18 feb. 2010
di Pino Arlacchi, European Parliament rapporteur on Afghanistan
Vice President of the EP delegation for relations with Afghanistan
We would be doing Afghanistan a disservice if we did not take the appointment of the EU special envoy seriously.
Given the complexity of the Afghan crisis and the outcome of the recent London conference on Afghanistan, the profile of the EU special envoy in that country must be considered as a case apart from that required in other third countries (“Ashton to name new Afghanistan envoy”, EuropeanVoice.com, 29 January).
It is a question of finding a candidate able to develop and implement a non-military strategy of intervention, coherent with the EU's interests and its methods of action in crisis situations.
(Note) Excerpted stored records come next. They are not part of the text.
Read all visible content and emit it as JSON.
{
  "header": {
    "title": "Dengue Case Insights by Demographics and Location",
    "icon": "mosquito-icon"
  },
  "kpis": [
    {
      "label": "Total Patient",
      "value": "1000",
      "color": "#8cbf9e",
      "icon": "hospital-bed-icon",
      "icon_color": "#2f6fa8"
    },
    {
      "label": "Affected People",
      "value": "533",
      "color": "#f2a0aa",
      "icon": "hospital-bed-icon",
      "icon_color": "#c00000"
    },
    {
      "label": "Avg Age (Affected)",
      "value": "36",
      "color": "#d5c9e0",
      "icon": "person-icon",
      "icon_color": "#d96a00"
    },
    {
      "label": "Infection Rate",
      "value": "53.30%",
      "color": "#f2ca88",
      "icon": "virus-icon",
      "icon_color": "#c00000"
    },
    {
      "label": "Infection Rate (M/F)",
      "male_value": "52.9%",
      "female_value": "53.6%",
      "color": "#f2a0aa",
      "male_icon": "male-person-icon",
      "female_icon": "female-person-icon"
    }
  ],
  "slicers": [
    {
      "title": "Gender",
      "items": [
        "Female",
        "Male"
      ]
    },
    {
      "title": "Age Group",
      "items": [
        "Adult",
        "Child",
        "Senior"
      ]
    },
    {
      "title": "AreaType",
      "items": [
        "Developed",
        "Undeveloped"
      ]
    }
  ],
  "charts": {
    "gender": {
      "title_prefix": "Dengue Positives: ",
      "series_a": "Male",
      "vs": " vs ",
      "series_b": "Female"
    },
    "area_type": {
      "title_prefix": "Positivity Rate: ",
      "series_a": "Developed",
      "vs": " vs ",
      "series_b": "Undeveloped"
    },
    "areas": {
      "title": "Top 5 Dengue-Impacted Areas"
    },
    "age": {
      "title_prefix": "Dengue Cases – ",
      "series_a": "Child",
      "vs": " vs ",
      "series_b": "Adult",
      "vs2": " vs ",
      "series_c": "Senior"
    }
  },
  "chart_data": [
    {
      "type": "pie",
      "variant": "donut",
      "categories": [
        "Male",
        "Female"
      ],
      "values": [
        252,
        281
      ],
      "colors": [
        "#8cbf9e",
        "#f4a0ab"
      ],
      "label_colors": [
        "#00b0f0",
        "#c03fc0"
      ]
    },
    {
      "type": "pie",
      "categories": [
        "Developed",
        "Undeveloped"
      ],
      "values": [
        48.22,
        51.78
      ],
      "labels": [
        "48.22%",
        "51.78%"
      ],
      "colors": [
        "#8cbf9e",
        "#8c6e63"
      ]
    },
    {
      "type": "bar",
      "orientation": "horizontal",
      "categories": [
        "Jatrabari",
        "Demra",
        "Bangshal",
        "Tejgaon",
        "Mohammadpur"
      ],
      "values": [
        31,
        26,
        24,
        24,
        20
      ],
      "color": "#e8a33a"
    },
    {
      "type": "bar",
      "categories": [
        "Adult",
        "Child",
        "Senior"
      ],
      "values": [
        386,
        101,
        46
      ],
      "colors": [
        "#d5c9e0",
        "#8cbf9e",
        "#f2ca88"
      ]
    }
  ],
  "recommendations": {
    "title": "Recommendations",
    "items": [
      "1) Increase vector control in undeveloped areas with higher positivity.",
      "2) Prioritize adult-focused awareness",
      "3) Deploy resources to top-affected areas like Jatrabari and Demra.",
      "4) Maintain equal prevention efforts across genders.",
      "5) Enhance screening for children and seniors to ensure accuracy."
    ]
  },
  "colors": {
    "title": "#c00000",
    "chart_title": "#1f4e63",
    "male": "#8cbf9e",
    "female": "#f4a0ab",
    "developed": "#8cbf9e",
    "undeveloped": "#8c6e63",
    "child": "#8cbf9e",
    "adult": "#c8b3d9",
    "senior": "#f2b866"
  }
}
As outright military victory against an illusive insurgency seems increasingly unlikely, an eventual solution to the internal Afghan conflict will probably be based on a negotiated peace and a possible national coalition government which also includes moderate or reformed sections of the Taliban. The EU's representative therefore needs to have substantial political experience and intuition. Even a diplomat who has operated in post-conflict situations might comprehend the complexities of Afghan politics, but a political background would seem here to be an additional asset.
Since Afghanistan has effectively been invaded and occupied by the US, which maintains the political and military initiative regardless of the involvement of NATO or EU countries, the EU special envoy must be in a position to interact independently with the US without inferiority complexes or subordinating European interests when they do not coincide with those of the US.
Furthermore, an aspect of this conflict that is often forgotten in the heat of battle is that the main Afghan threat to Europe's security is not the Taliban insurrection, but the production and the trafficking of opium cultivated in the country. Afghan opium derivative supplies more than 90% of European demand for heroin and poisons more than a million and half European citizens, not to mention all the crime related to drug abuse in our cities.
From an EU security perspective, a plan for the total elimination of illicit production would seem to be the only enduring solution to the Afghan crisis. An EU special envoy must then also understand this added dimension.
Afghanistan has a long and complex history. We would be doing the country and its people, and ourselves, a disservice if we did not take the appointment of the EU special envoy extremely seriously.